The Papal Throne in the Pope's
Cathedral, the Basilica of Saint John
Lateran--at the time of Gregory VI
the popes lived in a palace adjoining
the Lateran Basilica.
Benedict was a pretty dissolute character—but hey, he is at that age where hormones are raging. Nineteen-year-old popes are not a good idea. In the Liber Gomorrhianus Peter Damian called him a “demon in the mask of a priest.” He did not let his being an active homosexual get in the way of the occasional heterosexual adultery or rape and allegedly was responsible for more than one murder. But then boys will be boys.
Fortunately, Benedict IX did not want to be pope—at least not at that time in his life. (He would become a problem, like a bad penny he kept turning up in the papal chair—three terms but we will save that story for later. At this point he wanted out, but he had no money. He may not have wanted to be pope but frankly he needed the job. Along came his godfather with a solution that appeared to be a win/win scenario—win/win for Benedict, for the godfather, and for the Church. Unfortunately they overlooked two details—one was Benedict’s character and the other was the godfather’s naiveté.
The godfather was a priest by the name of John Gratian. You have to be careful because there is more than one Gratian in the history of the Church and several of these Gratians are named John. This one was the Archpriest of the Church of Saint John at the Latin Gate. That church still stands today. Gratian was a canon lawyer and a pious man but he lacked some discretion. He suggested that if Benedict resigned the papacy in his (Gratian’s) favor, he (Gratian) would make sure that the young man would have sufficient means for a life of comfort and ease. (He didn’t say debauchery, but if you have money debauchery is cheap.) Thus Gratian became Gregory VI. The new pope did not want power, he wanted to reform the Church.

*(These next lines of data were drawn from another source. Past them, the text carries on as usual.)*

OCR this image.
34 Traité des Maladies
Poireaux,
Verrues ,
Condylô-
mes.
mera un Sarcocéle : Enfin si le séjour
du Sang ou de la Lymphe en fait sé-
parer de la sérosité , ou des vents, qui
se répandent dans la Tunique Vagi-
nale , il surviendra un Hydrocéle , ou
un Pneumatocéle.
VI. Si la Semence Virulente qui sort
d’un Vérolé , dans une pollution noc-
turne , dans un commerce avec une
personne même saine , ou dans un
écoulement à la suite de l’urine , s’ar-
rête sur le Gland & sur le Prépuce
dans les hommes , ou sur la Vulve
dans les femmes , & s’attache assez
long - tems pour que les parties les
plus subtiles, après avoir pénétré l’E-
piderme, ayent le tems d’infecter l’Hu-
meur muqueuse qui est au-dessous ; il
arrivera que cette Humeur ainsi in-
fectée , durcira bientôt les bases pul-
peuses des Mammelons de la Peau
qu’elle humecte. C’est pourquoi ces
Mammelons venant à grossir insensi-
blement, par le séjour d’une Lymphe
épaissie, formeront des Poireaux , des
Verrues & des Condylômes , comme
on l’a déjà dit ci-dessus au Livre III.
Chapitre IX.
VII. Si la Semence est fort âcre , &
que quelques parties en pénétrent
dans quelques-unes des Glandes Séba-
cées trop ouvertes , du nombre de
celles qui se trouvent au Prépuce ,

The reform party was delighted with this deal—the papacy was now in the hands of a reform minded pope and both Peter Damian and the monk Hildebrand, the future Gregory VII for whom the Gregorian Reform is named, were ecstatic. But there was a problem and the problem is that technically Gratian had bought the papacy from Benedict and thus was guilty of simony. Many of the clergy resented—or actually actively opposed Gregory’s reform program, especially regarding celibacy and forbidding the clergy to engage in the political strife that was responsible for all the fighting over the papacy that had almost destroyed the Church over the last two centuries. They were quick to bring charges of simony against their bishops. Complicating this was the fact that Benedict soon came to regret having given up the papacy and tried to reassume it. Complicating it even further, there was a third claimant to the papal throne, one Sylvester, who had been the Crescentii family candidate chosen for the papacy at a time when the Roman mob had forced the young Benedict to flee Rome, and thus, according to some, forfeited the papacy. It was a mess—three popes and two of them no good whatsoever. The Emperor Henry III came down to Italy and convoked a synod at Sutri that recognized Gregory as the authentic pope and declared Benedict and Sylvester to have no legitimate claims to the papacy. That same synod, though it acknowledged Gregory as legitimate pope, also told him that because he had bought the papacy he did not in fact have the moral authority to govern the Church and that he should resign. A good man, he did. Henry’s candidate for the job, now that it was open, was a German by the name of Suidger of Morsleben and Hornburg and he was elected Clement II. It’s good to have an emperor for your campaign manager—it more or less guarantees success. Especially if the Emperor has an army sitting by watching. Clement too was an ardent reformer and continued Gregory VI’s program of Reform with the power of the Emperor to back him up. Gregory went into exile in Germany where he died. He was accompanied in exile by his chief supporter, the monk Hildebrand. Remember him. He is the key player in this reform.
What we see here is that a good pope is not necessarily a good man and a bad pope is not necessarily a bad man. We also see that sometimes in history good popes have come to power in sinful ways—either through naiveté or an ends-justifies-the-means desire to do good for the Church. Of course we also see that some popes have led very immoral lives and that does not mean that they are not true popes. We see too that one of the key needs that the Church had in the central Middle Ages was to free the papacy from mob control and we see that in an effort to do this the papacy actually became beholden to the Emperor. In fact, the papacy ended up in the gift of the Emperors who had the power, if not the authority, to name popes or force them to resign. And we see that a man, even a good man, may be pope but still lacks the actual moral authority to give the Church the leadership it needs. Popes may be, under certain restricted circumstances, infallible but they are never about the ability to make some very crucial errors in judgment, much less are they ever unable to sin. Beneath the robes and triple crown is a very ordinary man. Wisdom, much less sainthood, does not go automatically with the papal office.